III. Ahmet Çeşmesi

III. Ahmet Çeşmesi

İstanbul’un en güzel ve en görkemli meydan çeşmelerinden ve Lale Devrinin günümüze ulaşabilmiş en zarif örneklerinden biri olan III. Ahmet Çeşmesi, Ayasofya’nın yan tarafında, Topkapı Sarayı’nın ise Bab-ı Humayun kapısının önünde yer alır. Nevşehirli Damat İbrahim Paşa’nın önerisi ile III. Ahmet tarafından 1728 yılında yaptırılmıştır. Osmanlı da ilk batı etkilenmelerininde görüldüğü dönem olan Lale Devri, çeşmenin barok üslupla yapılmasında etkili olmuştur. Çeşmenin bulunduğu yerde, Bizans döneminde de bir çeşme varmış, adı Geranion (Turna Kuşu) anlamına geldiğinden halk arasında “Turnalı Çeşme” olarak anılırdı.

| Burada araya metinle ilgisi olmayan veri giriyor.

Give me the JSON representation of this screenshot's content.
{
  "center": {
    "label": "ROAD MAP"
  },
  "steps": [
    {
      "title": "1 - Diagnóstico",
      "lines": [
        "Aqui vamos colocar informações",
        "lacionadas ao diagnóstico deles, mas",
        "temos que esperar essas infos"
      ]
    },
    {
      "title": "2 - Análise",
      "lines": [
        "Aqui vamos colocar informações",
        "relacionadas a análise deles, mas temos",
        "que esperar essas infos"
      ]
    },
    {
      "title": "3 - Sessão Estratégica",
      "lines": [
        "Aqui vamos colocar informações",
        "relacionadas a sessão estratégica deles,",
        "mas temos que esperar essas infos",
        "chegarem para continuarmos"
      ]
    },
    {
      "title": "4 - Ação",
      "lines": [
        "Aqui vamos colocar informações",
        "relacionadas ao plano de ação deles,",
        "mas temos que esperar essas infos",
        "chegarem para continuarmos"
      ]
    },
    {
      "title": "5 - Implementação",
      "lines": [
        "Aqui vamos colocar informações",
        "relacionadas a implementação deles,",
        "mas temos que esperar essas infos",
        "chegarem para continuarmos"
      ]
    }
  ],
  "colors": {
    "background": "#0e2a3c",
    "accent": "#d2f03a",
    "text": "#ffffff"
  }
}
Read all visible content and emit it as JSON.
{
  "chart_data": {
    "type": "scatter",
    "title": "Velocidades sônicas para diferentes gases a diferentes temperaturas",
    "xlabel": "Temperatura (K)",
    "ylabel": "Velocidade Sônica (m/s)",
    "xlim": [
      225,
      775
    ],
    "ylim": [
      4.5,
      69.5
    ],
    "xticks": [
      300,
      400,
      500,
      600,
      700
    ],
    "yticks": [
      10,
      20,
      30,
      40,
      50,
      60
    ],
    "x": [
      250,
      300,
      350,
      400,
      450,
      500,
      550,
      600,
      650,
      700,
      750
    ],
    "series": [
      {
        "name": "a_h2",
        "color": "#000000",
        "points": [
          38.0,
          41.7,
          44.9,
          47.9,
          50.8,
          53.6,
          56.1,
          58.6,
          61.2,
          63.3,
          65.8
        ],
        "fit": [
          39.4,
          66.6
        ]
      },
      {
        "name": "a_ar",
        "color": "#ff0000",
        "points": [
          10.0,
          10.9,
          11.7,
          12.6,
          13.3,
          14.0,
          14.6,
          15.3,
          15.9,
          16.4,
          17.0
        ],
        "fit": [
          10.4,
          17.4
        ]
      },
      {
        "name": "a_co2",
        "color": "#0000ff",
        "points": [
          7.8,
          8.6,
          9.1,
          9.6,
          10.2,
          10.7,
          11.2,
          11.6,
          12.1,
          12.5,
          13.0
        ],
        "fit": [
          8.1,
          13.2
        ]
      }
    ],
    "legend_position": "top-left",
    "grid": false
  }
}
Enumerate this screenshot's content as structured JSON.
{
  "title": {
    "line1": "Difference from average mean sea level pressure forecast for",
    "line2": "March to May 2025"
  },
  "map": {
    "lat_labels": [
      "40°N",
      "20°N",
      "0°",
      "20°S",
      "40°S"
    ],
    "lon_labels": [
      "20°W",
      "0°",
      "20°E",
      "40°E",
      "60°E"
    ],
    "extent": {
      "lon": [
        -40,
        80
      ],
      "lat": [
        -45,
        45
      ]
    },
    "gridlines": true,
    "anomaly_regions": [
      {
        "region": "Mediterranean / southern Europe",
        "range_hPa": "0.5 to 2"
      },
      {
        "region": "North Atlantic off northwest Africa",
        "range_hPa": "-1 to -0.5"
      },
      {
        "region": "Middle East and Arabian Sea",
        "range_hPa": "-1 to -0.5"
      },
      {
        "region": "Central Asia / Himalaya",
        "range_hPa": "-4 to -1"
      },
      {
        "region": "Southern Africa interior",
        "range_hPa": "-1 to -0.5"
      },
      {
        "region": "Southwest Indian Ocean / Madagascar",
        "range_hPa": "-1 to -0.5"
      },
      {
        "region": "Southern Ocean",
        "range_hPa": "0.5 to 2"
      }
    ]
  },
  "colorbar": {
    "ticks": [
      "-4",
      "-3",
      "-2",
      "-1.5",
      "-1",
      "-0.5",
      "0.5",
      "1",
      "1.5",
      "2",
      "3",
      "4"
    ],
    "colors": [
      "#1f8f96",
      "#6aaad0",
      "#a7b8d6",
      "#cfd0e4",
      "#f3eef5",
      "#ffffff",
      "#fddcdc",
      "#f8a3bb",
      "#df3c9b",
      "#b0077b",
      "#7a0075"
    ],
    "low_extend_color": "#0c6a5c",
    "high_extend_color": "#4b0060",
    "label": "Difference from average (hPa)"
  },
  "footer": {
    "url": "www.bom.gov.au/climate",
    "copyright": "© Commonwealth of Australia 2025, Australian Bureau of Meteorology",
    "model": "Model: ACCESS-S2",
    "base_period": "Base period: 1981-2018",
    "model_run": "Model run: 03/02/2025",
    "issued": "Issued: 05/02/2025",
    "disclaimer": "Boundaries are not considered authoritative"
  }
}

III. Ahmet Çeşmesi, beyaz mermeden yapılmış olup 4 taraflıdır. 4 Yüzüne de çeşme yapılmış, köşelerde ise yarım daire şeklinde dökme tunçtan birer sebil bulunmakta ve yapının içinde de sekizgen bir su haznesi vardır. Çeşmeler iki renkli, sivri kemerli niş’e sahip olup, cephelerden birin de çeşmenin yanlarında nişler yerine birer ahşap kapı bulunmaktadır. Çeşmenin her cephesi ayrı bir şekilde bezenmiş olup, en süslü ve en güzel bezenen cephe ise Topkapı Sarayına giden yol üzerinde ki Ayasofya ya bakan taraftır, bu cephe de musluğun iki yanında ki kabartma gövdeli ve uzun boyunlu vazolar içinde çiçek demetleri resmedilmiştir. Çeşmenin üzerindeki madalyonun içinde ise “Maşallah” yazısı bulunmakta ayrıca III. Ahmet’in beyitide bu yüzde bulunur.

Aç Besmele İle İç Suyu
Han Ahmet’e Eyle Dua

Şeklindeki bu beyit ebcet hesabına göre (Hicri 1141, Miladi 1728) çeşmenin yapıldığı yılı işaret etmesi bakımından ilginç bir detaydır. Çeşmenin çatısı kurşun kaplı ve ahşap olup sebillerin üzerine küçük birer kubbe oturtulmuş, ortada da bir büyük kubbesi ile toplam 5 kubbeli, kubbeleride kurşun kaplı ve uçlarında altın yaldızlı alemler vardır. Çatı dışa doğru genişletilmiş ve köşeleri dairesel olarak döndürülmüş hem çeşmenin ana yapısını hem de insanları güneş ışığından, yağmurdan ve diğer çevresel etkilerden korumuştur. Saçakların alt taraflarında üzüm salkımları, nar ve armut gibi meyvelerin kabartma tasvirleri ile süslenmiş motifler mükemmeldir. Saçağın altında, çeşmeyi boydan boya saran yeşil renkli çini bordürler yapıyı daha da göz alıcı hale getiren detaylardan olup çeşmeyi çepe çevre kuşatan ve talik hatla yazılan yazı ise devrin ünlü divan şairlerinden Seyyid Vehbi’nin bir kasidesidir. O devirlerde bu tip meydan çeşmeleri halkın su ihtiyacını karşılar, sebillerden ise özel günlerde halka şerbet dağıtılırmış.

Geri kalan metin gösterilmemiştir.